Thank you! @leomama81 you've put my position by across a lot better than I could ever have.

Was it ideal? obviously not. I had already cried in my car earlier that day. Can he help in any practical way? Not really. Obviously I'd be on a shorter fuse than usual. I had been crying at home.

My DM wasn't much help either and she just made things worse.

I'm not sleeping at the moment either and I have fears of an impending labour when the first one almost killed me. I'm naturally going to get more frustrated a lot quicker than under normal circumstances.

OP posts:
Juells · 08/10/2019 16:20

Blimey, I think I'd be getting a divorce before buying a house with him. He sounds like a weight around your neck.

You're doing all the work, your family is providing the money, you're doing the organising, you're 37 weeks pregnant, I'd have been doing plenty of raising my voice and I don't even have anger issues. Some posters must lead idyllic lives with perfect partners.

Coffeeandchocolate9 · 08/10/2019 16:23

You sound like you resent him for an awful lot of things, all money-related.

The person who raises their voice is never entitled to the other person doing the labour of calming them down or giving them tea and sympathy.

I'm really sorry that you're having a stressful time of it, and also that you suffer anxiety, but I don't think you're in the right to apportion any blame on your partner. In fact I think you owe him an apology.

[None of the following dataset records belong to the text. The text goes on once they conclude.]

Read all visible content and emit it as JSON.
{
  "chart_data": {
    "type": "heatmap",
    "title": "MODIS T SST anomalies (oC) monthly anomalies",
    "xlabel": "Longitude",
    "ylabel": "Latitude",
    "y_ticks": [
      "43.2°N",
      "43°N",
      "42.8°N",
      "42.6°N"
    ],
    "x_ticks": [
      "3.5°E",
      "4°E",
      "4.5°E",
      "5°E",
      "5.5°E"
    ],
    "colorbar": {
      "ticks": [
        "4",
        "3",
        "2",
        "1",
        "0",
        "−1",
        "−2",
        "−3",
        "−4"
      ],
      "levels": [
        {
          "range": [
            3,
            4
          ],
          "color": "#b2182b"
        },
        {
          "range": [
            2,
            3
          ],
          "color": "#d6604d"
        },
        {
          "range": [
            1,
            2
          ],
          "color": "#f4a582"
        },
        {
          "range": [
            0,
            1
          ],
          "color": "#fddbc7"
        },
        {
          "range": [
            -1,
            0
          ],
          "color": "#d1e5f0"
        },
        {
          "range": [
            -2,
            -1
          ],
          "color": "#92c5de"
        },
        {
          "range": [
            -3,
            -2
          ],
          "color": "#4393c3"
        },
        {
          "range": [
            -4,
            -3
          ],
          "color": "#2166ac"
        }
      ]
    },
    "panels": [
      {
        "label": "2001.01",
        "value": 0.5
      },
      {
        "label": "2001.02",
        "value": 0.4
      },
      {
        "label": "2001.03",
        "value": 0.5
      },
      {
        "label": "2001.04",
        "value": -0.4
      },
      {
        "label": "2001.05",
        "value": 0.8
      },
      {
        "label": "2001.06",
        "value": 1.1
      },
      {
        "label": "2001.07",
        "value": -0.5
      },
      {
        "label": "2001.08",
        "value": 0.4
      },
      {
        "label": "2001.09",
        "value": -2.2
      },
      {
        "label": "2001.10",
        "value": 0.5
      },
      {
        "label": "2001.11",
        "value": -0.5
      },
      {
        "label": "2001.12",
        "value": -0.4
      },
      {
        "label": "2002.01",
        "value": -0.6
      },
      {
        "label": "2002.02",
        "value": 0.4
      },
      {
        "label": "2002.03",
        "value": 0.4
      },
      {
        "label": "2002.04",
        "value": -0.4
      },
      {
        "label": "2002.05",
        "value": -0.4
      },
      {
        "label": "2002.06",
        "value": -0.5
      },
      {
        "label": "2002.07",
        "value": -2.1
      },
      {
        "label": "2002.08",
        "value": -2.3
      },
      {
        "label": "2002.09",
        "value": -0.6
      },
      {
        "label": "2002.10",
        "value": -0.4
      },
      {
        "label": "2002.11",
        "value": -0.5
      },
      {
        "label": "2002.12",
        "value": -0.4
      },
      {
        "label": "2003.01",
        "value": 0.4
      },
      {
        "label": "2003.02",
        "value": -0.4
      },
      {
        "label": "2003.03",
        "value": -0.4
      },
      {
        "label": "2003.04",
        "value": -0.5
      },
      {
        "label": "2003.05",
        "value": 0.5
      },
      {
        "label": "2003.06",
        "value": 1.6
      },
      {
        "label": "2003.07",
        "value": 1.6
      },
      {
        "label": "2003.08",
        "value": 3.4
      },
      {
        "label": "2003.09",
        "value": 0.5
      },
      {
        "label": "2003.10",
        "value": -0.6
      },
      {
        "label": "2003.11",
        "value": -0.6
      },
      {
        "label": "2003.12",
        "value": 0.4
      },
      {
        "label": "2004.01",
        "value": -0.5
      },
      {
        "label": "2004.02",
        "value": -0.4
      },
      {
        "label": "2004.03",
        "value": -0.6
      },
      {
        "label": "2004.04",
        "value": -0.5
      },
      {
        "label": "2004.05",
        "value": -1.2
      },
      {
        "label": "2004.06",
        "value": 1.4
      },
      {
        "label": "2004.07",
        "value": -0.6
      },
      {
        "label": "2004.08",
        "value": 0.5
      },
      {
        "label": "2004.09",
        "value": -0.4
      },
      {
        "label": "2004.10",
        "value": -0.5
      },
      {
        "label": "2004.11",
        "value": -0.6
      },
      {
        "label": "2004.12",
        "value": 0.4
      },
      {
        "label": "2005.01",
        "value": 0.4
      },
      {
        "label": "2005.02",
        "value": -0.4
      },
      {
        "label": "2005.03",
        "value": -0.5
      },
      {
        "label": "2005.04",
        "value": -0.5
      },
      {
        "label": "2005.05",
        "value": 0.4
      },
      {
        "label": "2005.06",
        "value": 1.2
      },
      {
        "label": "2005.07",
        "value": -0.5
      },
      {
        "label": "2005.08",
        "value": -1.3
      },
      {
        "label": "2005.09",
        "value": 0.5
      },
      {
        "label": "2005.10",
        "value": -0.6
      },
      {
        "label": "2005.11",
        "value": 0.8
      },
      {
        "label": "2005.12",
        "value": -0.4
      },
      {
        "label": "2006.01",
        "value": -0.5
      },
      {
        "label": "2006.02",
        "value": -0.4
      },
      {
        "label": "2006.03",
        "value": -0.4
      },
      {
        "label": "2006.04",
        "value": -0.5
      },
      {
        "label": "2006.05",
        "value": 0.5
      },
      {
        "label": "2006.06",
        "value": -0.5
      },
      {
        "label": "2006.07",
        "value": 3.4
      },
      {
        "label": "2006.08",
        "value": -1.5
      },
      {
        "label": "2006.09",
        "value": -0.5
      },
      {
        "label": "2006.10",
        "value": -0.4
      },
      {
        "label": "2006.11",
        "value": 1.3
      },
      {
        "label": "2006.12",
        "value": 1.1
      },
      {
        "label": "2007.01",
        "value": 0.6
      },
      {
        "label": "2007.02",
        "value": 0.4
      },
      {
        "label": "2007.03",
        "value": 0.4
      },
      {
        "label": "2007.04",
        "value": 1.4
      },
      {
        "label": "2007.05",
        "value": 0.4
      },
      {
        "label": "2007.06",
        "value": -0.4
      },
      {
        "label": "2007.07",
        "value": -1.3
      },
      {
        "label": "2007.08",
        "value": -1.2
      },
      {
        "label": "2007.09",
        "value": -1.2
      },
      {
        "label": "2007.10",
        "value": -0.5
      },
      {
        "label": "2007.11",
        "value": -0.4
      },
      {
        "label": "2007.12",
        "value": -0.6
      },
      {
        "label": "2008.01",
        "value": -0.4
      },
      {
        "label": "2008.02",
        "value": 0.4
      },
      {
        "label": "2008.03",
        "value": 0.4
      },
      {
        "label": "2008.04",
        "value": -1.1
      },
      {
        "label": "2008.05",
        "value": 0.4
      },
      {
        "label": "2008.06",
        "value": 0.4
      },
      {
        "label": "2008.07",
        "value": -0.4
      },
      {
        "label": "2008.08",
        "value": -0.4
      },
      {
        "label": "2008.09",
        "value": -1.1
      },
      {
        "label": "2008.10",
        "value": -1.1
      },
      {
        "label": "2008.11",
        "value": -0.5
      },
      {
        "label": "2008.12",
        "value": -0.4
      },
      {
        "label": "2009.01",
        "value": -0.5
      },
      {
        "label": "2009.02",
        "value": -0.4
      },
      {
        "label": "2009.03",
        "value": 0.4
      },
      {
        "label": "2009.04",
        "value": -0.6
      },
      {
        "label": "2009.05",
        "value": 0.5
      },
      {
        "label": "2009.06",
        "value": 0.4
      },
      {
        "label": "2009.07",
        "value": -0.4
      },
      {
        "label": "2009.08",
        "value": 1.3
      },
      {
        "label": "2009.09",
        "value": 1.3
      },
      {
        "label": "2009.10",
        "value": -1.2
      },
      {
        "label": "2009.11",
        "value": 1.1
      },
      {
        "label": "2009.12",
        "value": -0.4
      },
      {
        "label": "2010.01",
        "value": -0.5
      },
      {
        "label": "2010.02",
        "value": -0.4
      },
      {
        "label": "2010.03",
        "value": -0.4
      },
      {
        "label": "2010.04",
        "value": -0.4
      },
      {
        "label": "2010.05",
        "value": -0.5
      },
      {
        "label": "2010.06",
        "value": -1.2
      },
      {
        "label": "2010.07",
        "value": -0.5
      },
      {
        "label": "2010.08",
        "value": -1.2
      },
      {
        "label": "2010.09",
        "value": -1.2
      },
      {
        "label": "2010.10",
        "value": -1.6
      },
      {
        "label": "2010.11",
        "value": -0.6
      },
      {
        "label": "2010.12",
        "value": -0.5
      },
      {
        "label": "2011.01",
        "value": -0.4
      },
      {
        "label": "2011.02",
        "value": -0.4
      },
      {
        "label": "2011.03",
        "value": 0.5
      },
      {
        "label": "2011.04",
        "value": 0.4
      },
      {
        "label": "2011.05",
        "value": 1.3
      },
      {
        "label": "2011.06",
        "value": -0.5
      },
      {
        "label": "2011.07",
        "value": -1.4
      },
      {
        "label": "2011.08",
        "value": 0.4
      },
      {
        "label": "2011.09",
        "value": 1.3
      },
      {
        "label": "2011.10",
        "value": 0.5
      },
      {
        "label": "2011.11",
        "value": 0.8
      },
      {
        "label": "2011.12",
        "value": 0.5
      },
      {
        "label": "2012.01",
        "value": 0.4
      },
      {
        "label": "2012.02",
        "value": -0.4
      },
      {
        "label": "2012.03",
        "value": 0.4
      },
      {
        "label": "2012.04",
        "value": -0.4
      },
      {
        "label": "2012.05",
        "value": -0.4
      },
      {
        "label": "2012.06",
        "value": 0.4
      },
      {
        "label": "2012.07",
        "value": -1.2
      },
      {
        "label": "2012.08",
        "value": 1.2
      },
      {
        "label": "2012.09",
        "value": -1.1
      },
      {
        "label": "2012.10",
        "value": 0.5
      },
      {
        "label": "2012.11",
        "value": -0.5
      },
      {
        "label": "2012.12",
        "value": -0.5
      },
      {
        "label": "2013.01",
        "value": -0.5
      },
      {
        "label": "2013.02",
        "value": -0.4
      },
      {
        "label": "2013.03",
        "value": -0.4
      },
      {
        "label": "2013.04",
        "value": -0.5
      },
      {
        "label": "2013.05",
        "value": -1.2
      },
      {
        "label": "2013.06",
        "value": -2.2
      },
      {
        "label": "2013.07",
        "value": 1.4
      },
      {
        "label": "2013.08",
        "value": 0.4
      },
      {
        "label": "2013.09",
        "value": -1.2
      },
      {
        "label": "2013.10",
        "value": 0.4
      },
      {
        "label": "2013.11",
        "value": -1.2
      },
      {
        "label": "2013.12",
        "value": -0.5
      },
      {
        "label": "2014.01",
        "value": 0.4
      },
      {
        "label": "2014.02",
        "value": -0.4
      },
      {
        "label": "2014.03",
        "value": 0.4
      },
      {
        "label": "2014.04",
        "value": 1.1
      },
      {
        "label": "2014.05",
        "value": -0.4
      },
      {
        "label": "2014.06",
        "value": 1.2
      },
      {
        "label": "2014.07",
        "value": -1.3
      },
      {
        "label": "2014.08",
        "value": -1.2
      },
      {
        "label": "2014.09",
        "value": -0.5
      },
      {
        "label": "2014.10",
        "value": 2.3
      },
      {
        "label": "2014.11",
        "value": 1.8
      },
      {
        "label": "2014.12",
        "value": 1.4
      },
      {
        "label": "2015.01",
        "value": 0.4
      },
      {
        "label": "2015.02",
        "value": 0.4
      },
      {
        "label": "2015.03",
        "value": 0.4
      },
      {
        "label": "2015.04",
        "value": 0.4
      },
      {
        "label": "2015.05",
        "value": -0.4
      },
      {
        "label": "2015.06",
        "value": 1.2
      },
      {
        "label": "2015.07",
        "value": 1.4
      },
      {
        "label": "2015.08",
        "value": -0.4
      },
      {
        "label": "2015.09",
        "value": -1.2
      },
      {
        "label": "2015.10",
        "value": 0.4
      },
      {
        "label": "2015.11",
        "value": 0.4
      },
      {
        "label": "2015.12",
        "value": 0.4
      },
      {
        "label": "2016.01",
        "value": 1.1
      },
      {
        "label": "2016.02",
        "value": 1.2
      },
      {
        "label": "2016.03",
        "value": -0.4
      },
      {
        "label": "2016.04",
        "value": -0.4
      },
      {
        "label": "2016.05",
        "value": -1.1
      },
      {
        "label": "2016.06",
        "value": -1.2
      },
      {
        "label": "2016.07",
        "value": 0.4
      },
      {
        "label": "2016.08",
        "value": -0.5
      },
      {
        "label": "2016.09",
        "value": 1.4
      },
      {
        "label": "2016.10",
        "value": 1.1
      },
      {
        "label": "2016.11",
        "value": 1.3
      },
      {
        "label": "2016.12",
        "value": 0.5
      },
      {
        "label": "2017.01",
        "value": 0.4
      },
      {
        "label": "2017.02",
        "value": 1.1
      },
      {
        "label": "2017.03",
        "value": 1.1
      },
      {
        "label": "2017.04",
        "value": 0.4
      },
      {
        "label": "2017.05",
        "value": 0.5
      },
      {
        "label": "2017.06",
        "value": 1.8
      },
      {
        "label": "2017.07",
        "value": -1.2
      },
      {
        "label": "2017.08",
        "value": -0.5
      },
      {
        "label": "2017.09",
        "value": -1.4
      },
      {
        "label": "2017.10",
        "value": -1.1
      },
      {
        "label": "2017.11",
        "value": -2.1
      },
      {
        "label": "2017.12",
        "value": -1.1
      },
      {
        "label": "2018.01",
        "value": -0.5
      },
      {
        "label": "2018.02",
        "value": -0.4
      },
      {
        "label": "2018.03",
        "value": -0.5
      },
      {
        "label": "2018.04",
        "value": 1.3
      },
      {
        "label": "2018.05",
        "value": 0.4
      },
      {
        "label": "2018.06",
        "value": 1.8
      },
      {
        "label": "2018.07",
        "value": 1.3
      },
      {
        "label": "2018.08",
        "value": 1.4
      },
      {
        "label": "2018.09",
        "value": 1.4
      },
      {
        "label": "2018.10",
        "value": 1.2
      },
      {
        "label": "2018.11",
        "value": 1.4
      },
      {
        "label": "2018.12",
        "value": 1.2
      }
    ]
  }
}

AlexaAmbidextra · 08/10/2019 16:24

That didn't calm me down at all and had to deal with it the best way possible and then explained to him to please just distract me, that that will have much better results.

So when do you think you’ll start to take responsibility for your own behaviour?

Juells · 08/10/2019 16:27

She raised her voice. She didn't commit a capital crime. If someone keeps niggling and niggling and arguing it's very trying.

TBH, OP, you shouldn't have bothered even discussing it with him. If you're doing all the organising, then make the decisions as well without needing his agreement. You didn't need his permission to send the email, I don't understand why it was even an issue.